La storia. Entrato in Italia ad aprile 2010 per ricongiungimento familiare con la moglie, Fatima Chabani, nel 2011 è stato arrestato da personale della Squadra Mobile di Padova per omicidio doloso, in quanto, al culmine di un litigio con la coniuge, all’interno della propria abitazione, nonostante la presenza della figlia allora di 7 anni, l’ha colpita con 12 colpi contundenti e 42 coltellate, provocandone la morte. Reato per il quale è stato condannato dalla Corte d’Assile d’Appello di Venezia alla pena di 14 anni e 8 mesi di reclusione. Scarcerato il 28 agosto 2023, irregolare sul territorio nazionale e ritenuto pericoloso socialmente, è stato collocato e trattenuto, con provvedimento del questore, presso il Centro di Permanenza per i Rimpatri di Milano dove, dopo due giorni, ha formalizzato istanza di protezione internazionale. A settembre dello stesso anno è stato dimesso dal CPR di Milano perché il giudice del tribunale di Milano – sezione specializzata in materia di Immigrazione, protezione internazionale e libera circolazione dei cittadini dell’Unione Europea – non ha convalidato il provvedimento di trattenimento per richiedenti asilo in quanto la domanda di protezione internazionale presentata dal 49enne non è stata ritenuta strumentale a fine di evitare o ritardare il provvedimento di espulsione.
La svolta. Rintracciato in provincia di Padova qualche giorno dopo la sua uscita dal CPR, con un nuovo provvedimento del questore della provincia di Padova Marco Odorisio, è stato accompagnato e trattenuto al centro di permanenza per i rimpatri di Gorizia.
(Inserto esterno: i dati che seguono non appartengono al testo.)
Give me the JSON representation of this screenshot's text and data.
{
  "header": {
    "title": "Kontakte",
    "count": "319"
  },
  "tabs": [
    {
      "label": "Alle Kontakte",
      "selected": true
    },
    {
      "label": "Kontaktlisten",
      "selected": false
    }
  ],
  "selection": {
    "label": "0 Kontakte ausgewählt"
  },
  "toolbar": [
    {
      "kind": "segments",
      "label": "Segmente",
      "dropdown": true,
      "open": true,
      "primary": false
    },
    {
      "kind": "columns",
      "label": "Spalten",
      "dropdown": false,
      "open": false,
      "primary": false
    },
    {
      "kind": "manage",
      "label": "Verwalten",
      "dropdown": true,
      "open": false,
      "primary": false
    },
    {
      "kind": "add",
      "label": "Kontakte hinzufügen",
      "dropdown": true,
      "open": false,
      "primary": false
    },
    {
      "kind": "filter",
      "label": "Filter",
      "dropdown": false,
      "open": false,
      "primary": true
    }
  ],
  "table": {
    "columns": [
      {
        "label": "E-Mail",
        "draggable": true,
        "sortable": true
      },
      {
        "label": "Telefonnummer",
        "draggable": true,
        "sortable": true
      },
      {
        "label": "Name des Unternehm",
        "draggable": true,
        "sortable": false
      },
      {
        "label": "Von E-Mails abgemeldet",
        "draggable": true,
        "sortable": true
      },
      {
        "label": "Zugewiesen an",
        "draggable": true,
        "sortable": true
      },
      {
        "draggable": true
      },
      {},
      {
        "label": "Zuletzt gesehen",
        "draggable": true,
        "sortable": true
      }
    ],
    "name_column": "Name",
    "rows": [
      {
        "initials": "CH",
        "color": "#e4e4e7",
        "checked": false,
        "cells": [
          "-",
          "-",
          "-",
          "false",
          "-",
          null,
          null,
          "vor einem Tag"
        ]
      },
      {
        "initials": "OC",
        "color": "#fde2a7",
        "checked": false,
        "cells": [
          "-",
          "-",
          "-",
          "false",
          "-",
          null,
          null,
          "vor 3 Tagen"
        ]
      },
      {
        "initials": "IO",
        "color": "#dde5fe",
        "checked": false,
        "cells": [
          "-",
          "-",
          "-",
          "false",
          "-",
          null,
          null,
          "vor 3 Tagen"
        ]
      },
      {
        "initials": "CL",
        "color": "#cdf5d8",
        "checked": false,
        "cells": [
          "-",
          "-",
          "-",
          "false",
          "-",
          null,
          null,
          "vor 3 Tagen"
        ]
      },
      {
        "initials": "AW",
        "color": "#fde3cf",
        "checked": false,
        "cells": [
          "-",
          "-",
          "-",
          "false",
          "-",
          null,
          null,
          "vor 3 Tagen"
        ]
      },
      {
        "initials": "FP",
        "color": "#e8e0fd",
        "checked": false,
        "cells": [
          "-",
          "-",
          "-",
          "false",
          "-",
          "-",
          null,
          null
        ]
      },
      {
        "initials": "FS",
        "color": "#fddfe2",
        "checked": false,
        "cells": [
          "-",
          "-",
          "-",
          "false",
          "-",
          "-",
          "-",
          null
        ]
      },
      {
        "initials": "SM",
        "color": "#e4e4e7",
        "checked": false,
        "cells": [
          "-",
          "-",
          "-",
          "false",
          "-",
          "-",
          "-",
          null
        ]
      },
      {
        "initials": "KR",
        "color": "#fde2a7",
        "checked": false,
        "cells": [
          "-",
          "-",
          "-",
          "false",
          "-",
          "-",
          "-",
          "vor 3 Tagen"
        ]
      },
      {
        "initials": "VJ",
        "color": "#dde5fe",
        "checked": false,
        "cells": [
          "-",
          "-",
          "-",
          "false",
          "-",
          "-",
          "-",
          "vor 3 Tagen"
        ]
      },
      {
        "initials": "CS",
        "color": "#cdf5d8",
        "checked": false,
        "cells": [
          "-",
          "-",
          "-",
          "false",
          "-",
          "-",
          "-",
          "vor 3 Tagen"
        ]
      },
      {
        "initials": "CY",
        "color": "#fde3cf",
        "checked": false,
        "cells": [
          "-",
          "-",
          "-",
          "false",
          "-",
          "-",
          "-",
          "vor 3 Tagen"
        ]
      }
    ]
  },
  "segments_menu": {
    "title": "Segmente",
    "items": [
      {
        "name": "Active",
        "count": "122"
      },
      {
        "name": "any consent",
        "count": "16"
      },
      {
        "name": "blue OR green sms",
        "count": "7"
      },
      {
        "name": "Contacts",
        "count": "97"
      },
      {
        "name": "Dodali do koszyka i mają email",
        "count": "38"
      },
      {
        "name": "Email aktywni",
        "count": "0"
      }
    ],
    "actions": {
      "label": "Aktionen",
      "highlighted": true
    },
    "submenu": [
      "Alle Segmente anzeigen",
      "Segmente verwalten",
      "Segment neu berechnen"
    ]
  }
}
Il 18 marzo, grazie ai colloqui intercorsi tra personale dell’Ufficio Immigrazione della Questura di Padova e il console del regno del Marocco presso il consolato di Verona, al 49enne è stato rilasciato un lasciapassare consolare che ne ha consentito la partenza immediata dal territorio nazionale con volo aereo diretto nel suo Paese d’origine.